For more on how well-intentioned treatments backfire, see Why Some Treatments Make Pigment Worse.
The Internal Layer
UV exposure generates oxidative stress. Heat compounds it. The reactive oxygen species produced by UV damage are among the direct signals that activate melanocytes, and the skin's capacity to neutralise those signals depends partly on systemic antioxidant availability.
For pigmentation that has been driven or worsened by UV and heat, internal antioxidant support addresses one of the specific mechanisms sustaining melanocyte overproduction. It does not replace sunscreen. It influences the oxidative environment that UV creates beneath the surface, influencing how strongly melanocytes respond to the exposure that protection alone cannot fully eliminate.
Hyperpigmentation from within covers those mechanisms in detail.

The Takeaway
UV and heat do not create pigmentation from nothing.

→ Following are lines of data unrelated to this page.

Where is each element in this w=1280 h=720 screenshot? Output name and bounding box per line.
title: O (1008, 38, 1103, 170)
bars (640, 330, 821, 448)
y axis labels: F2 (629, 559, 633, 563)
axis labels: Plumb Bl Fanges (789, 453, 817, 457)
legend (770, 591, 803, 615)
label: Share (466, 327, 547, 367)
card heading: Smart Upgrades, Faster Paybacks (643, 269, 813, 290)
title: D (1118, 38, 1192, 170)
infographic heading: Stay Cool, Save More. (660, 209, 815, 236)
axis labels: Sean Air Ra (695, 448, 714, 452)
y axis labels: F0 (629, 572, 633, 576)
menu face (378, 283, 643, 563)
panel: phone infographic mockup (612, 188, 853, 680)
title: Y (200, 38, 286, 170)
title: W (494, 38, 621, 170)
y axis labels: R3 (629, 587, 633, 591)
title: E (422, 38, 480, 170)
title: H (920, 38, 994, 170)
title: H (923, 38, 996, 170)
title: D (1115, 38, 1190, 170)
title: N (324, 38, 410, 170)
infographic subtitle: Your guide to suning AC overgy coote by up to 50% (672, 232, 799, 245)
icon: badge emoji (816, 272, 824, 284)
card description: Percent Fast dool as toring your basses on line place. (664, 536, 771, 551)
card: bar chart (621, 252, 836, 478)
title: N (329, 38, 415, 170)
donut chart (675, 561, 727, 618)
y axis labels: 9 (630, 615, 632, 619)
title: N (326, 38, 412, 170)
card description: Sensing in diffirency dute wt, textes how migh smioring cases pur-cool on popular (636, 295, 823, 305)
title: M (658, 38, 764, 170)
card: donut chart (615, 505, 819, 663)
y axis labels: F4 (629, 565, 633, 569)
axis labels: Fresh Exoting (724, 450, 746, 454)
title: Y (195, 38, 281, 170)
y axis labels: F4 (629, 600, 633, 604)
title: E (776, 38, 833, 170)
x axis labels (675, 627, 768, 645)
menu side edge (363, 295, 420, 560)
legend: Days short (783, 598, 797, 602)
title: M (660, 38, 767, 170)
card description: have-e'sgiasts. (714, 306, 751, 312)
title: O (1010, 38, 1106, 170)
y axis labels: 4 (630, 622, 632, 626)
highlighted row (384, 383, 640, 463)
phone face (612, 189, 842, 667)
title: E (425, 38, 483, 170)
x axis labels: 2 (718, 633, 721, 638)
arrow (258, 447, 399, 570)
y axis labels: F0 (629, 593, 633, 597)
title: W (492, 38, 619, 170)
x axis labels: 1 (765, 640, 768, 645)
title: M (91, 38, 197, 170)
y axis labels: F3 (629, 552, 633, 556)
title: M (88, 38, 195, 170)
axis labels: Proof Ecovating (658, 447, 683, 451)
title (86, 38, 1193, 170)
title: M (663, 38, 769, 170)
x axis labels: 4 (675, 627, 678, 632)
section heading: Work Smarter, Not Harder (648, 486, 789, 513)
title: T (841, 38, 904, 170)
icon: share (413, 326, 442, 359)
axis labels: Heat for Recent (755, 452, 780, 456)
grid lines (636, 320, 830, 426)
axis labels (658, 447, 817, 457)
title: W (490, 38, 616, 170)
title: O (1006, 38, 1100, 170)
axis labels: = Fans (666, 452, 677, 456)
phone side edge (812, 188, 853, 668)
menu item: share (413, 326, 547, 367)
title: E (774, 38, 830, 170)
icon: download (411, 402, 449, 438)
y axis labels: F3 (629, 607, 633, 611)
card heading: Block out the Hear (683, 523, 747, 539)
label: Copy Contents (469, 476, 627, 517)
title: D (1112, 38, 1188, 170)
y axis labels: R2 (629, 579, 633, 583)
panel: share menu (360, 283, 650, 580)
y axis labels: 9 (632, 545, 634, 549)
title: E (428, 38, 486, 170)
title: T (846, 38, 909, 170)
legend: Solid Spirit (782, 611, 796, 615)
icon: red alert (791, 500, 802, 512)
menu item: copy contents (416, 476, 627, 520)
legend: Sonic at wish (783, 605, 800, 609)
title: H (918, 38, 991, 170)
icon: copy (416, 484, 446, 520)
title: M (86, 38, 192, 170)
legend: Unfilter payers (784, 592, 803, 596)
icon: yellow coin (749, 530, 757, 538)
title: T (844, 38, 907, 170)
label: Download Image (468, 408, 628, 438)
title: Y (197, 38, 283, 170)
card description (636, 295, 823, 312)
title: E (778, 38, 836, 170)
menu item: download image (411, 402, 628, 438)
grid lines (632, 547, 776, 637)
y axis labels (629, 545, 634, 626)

They amplify what is already there. They reactivate melanocytes that were settling. They deepen marks that were fading. They are the most common reason pigmentation stalls or worsens despite a consistent topical routine.
The treatment starts with the trigger, not the product. Protection and trigger reduction come first. Stabilisation of the skin comes second. Active fading comes third. That sequence is the difference between a routine that compounds progress and one that keeps resetting itself every time the sun comes out.